Die Ouvertüre kennt jedes Kind: der markante Trommelwirbel und der darauffolgende militärisch anmutende Marsch. Und dann? »Die diebische Elster«, die Oper an sich, sie ist kaum bekannt. Ob es an der kaum glaubhaften Handlung liegt? An diesem mehr als verklemmt konstruierten Libretto, zu dem Gioachino Rossini eine atemberaubende Musik komponiert hat?
Es mag sein. Für David Alden, der das Werk für die Oper Frankfurt inszeniert hat, ist das ein handfester Grund, dieses Stück nicht ganz ernst zu nehmen, es mit einer gehörigen Portion Ironie zu versehen. Ein guter Ansatz.
Argwöhnisch und lüstern
Es ist die Geschichte des Dienstmädchens Ninetta, die im herrschaftlichen Haus der Vingraditos ihr Dasein mehr schlecht als recht fristet und auf die Rückkehr Gianettos, Sohn des Hauses, wartet. Der wird als Kriegsheld empfangen und schließt seine Braut glücklich in die Arme - argwöhnisch beäugt von der Mutter, lüstern umworben vom Vater. Als Ninettas Vater nach einem Mord an der Front desertiert, sucht er Hilfe bei ihr. Ninetta verkauft altes Familiensilber, will das Geld in einem Versteck für ihn deponieren.
Doch fehlendes Besteck im Haus Vingradito und eine aus Ninettas Schürze kullernde Münze machen aus ihr eine Täterin, die sie nicht ist, über die aber alle herfallen. Der Bürgermeister will sie für sich, sucht sie in seiner schwarzen, von Dienern gezogenen Kutsche im Kerker auf, streut rote Rosen und würde sie begnadigen - würde sie ihn erhören. Doch sie bleibt standhaft und beteuert ihre Unschuld. Einzig ihr Geliebter Gianetto und der Bauernbursche Pippo halten zu ihr.

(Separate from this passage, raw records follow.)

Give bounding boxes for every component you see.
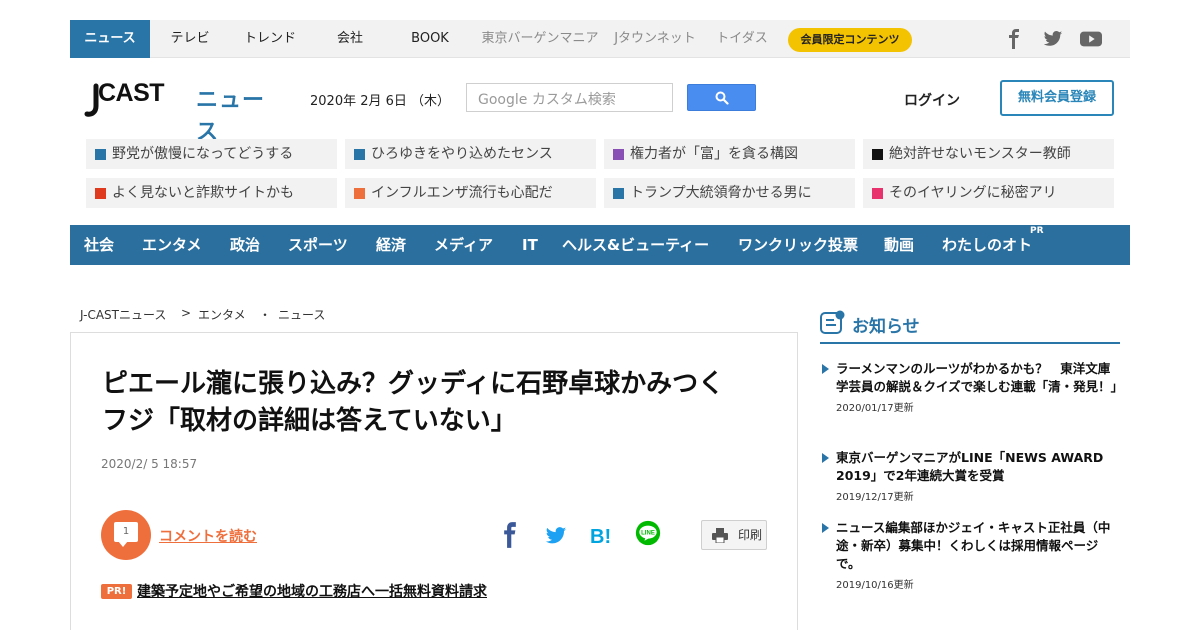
notice-updated: 2020/01/17更新 <box>836 403 914 414</box>
category-one-click-vote[interactable]: ワンクリック投票 <box>738 225 858 265</box>
bullet-square-icon <box>354 149 365 160</box>
topnav-book[interactable]: BOOK <box>392 20 468 58</box>
triangle-right-icon <box>822 453 829 463</box>
login-link[interactable]: ログイン <box>904 90 960 110</box>
notice-section-header: お知らせ <box>820 310 1120 344</box>
category-video[interactable]: 動画 <box>884 225 914 265</box>
topnav-j-town-net[interactable]: Jタウンネット <box>610 20 700 58</box>
category-society[interactable]: 社会 <box>84 225 114 265</box>
member-content-button[interactable]: 会員限定コンテンツ <box>788 28 912 52</box>
category-navigation: 社会 エンタメ 政治 スポーツ 経済 メディア IT ヘルス&ビューティー ワン… <box>70 225 1130 265</box>
bullet-square-icon <box>613 149 624 160</box>
notice-icon <box>820 310 845 334</box>
print-button[interactable]: 印刷 <box>701 520 767 550</box>
pr-label: PR <box>1030 226 1044 236</box>
bullet-square-icon <box>95 188 106 199</box>
jcast-news-logo[interactable]: CAST ニュース <box>84 78 284 145</box>
pr-badge: PR! <box>101 584 132 599</box>
search-button[interactable] <box>687 84 756 111</box>
trending-item[interactable]: ひろゆきをやり込めたセンス <box>345 139 596 169</box>
triangle-right-icon <box>822 364 829 374</box>
notice-title: お知らせ <box>852 317 920 337</box>
bullet-square-icon <box>613 188 624 199</box>
category-entertainment[interactable]: エンタメ <box>142 225 202 265</box>
svg-text:LINE: LINE <box>641 531 655 537</box>
notice-text: ラーメンマンのルーツがわかるかも？ 東洋文庫学芸員の解説＆クイズで楽しむ連載「清… <box>836 361 1124 394</box>
logo-cast-text: CAST <box>98 79 165 107</box>
youtube-icon[interactable] <box>1080 29 1102 49</box>
breadcrumb-separator: > <box>181 306 192 320</box>
free-register-button[interactable]: 無料会員登録 <box>1000 80 1114 116</box>
breadcrumb-news[interactable]: ニュース <box>278 306 325 323</box>
category-health-beauty[interactable]: ヘルス&ビューティー <box>562 225 709 265</box>
category-sports[interactable]: スポーツ <box>288 225 348 265</box>
bullet-square-icon <box>872 149 883 160</box>
search-input[interactable]: Google カスタム検索 <box>466 83 673 112</box>
twitter-share-icon[interactable] <box>545 522 567 548</box>
topnav-trend[interactable]: トレンド <box>230 20 310 58</box>
trending-item[interactable]: そのイヤリングに秘密アリ <box>863 178 1114 208</box>
bullet-square-icon <box>354 188 365 199</box>
category-it[interactable]: IT <box>522 225 538 265</box>
printer-icon <box>712 528 728 543</box>
notice-item[interactable]: ニュース編集部ほかジェイ・キャスト正社員（中途・新卒）募集中！くわしくは採用情報… <box>822 519 1120 591</box>
trending-item[interactable]: インフルエンザ流行も心配だ <box>345 178 596 208</box>
logo-news-text: ニュース <box>196 88 266 145</box>
notice-text: ニュース編集部ほかジェイ・キャスト正社員（中途・新卒）募集中！くわしくは採用情報… <box>836 520 1111 571</box>
top-navigation: ニュース テレビ トレンド 会社 BOOK 東京バーゲンマニア Jタウンネット … <box>70 20 1130 58</box>
trending-item[interactable]: トランプ大統領脅かせる男に <box>604 178 855 208</box>
category-watashi-no-oto[interactable]: わたしのオト <box>942 225 1032 265</box>
topnav-news[interactable]: ニュース <box>70 20 150 58</box>
comment-count: 1 <box>114 522 138 542</box>
speech-bubble-icon <box>118 541 128 547</box>
category-economy[interactable]: 経済 <box>376 225 406 265</box>
facebook-share-icon[interactable] <box>503 522 517 548</box>
category-politics[interactable]: 政治 <box>230 225 260 265</box>
notice-text: 東京バーゲンマニアがLINE「NEWS AWARD 2019」で2年連続大賞を受… <box>836 450 1104 483</box>
triangle-right-icon <box>822 523 829 533</box>
article-date: 2020/2/ 5 18:57 <box>101 457 198 471</box>
bullet-square-icon <box>872 188 883 199</box>
current-date: 2020年 2月 6日 （木） <box>310 94 451 109</box>
notice-updated: 2019/10/16更新 <box>836 580 914 591</box>
notice-updated: 2019/12/17更新 <box>836 492 914 503</box>
category-media[interactable]: メディア <box>434 225 493 265</box>
facebook-icon[interactable] <box>1008 29 1020 49</box>
twitter-icon[interactable] <box>1043 29 1063 49</box>
trending-item[interactable]: よく見ないと詐欺サイトかも <box>86 178 337 208</box>
pr-ad-link[interactable]: 建築予定地やご希望の地域の工務店へ一括無料資料請求 <box>137 581 487 601</box>
comment-button[interactable]: 1 <box>101 510 151 560</box>
trending-item[interactable]: 野党が傲慢になってどうする <box>86 139 337 169</box>
hatena-bookmark-icon[interactable]: B! <box>590 522 614 548</box>
line-share-icon[interactable]: LINE <box>633 520 663 546</box>
trending-item[interactable]: 絶対許せないモンスター教師 <box>863 139 1114 169</box>
topnav-tv[interactable]: テレビ <box>154 20 226 58</box>
breadcrumb-home[interactable]: J-CASTニュース <box>80 306 166 323</box>
print-label: 印刷 <box>738 528 763 542</box>
breadcrumb-separator: ・ <box>259 308 272 322</box>
bullet-square-icon <box>95 149 106 160</box>
topnav-toidas[interactable]: トイダス <box>708 20 776 58</box>
breadcrumb-entertainment[interactable]: エンタメ <box>198 306 246 323</box>
topnav-company[interactable]: 会社 <box>314 20 386 58</box>
search-icon <box>715 91 729 105</box>
svg-text:B!: B! <box>590 526 611 548</box>
notice-item[interactable]: 東京バーゲンマニアがLINE「NEWS AWARD 2019」で2年連続大賞を受… <box>822 449 1120 503</box>
trending-item[interactable]: 権力者が「富」を貪る構図 <box>604 139 855 169</box>
notice-item[interactable]: ラーメンマンのルーツがわかるかも？ 東洋文庫学芸員の解説＆クイズで楽しむ連載「清… <box>822 360 1124 414</box>
read-comments-link[interactable]: コメントを読む <box>159 526 257 546</box>
article-title: ピエール瀧に張り込み？グッディに石野卓球かみつく フジ「取材の詳細は答えていない… <box>102 369 751 436</box>
topnav-tokyo-bargain-mania[interactable]: 東京バーゲンマニア <box>476 20 604 58</box>
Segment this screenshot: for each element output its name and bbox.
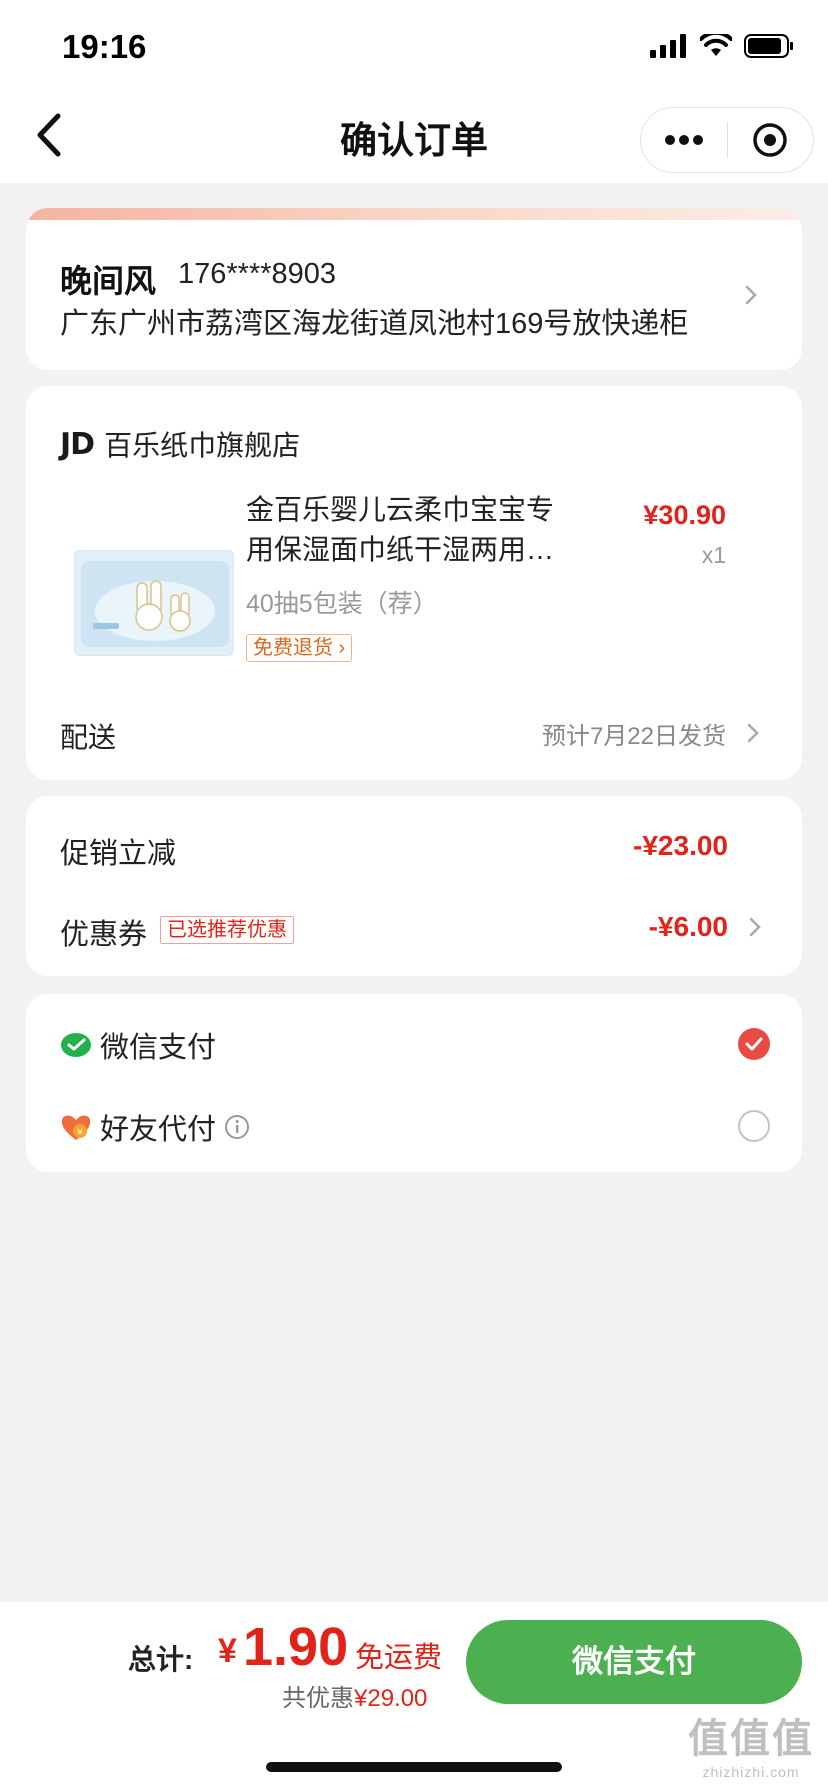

Am Ende kommt heraus, dass die Elster das fehlende Besteck gestohlen hat.
Es mutet sperrig und unlogisch an, dass eine junge Frau wegen eines gestohlenen Besteckes zum Tode verurteilt wird. Nicht von ungefähr hat Alden das Stück in die Szenerie der Amischen in Amerika verlegt. Der Chor erscheint mit Fräcken, steifen Hüten, langen Bärten, die Frauen mit starren Hauben, hoch geschlossenen Kleidern. Eine Gesellschaft, die untadelig ist, das Maß der Dinge darstellen will. Sie pocht auf die Moral. Und weidet sich geradezu an Subjekten wie einer Ninetta, die kämpft für Menschlichkeit und Barmherzigkeit. Die es in dieser Welt nicht gibt. Die Bühne (Charles Edwards) mit den schwarzen Giebeln im Rund spiegelt die Kälte, die Uniformität und die Härte dieser Gesellschaft wider.
Sophie Bevan als Ninetta ist grandios, ebenso ihr Widersacher Bürgermeister Gottardo, der von Kihwan Sim stark interpretiert wird. Auch Alexandra Kadurina als Pippo ist bezaubernd. Stimmlich wie von der Musik - Henrik Nánási dirigiert das Opernorchester sicher und unaufgeregt - ist diese Oper ein absoluter Genuss. Die Inszenierung wird im zweiten Akt lebhafter, löst sich aus der Starre des ersten Teils und verschenkt dadurch weniger Potenzial. Aber sie kann nicht über die Schwächen des Stückes hinwegtäuschen. Was man aber durchaus hätte erwarten können. Bettina Kneller
b»Die diebische Elster« (210 Minuten mit Pause): 17., 20., 26. April, 4. Mai, 19 Uhr.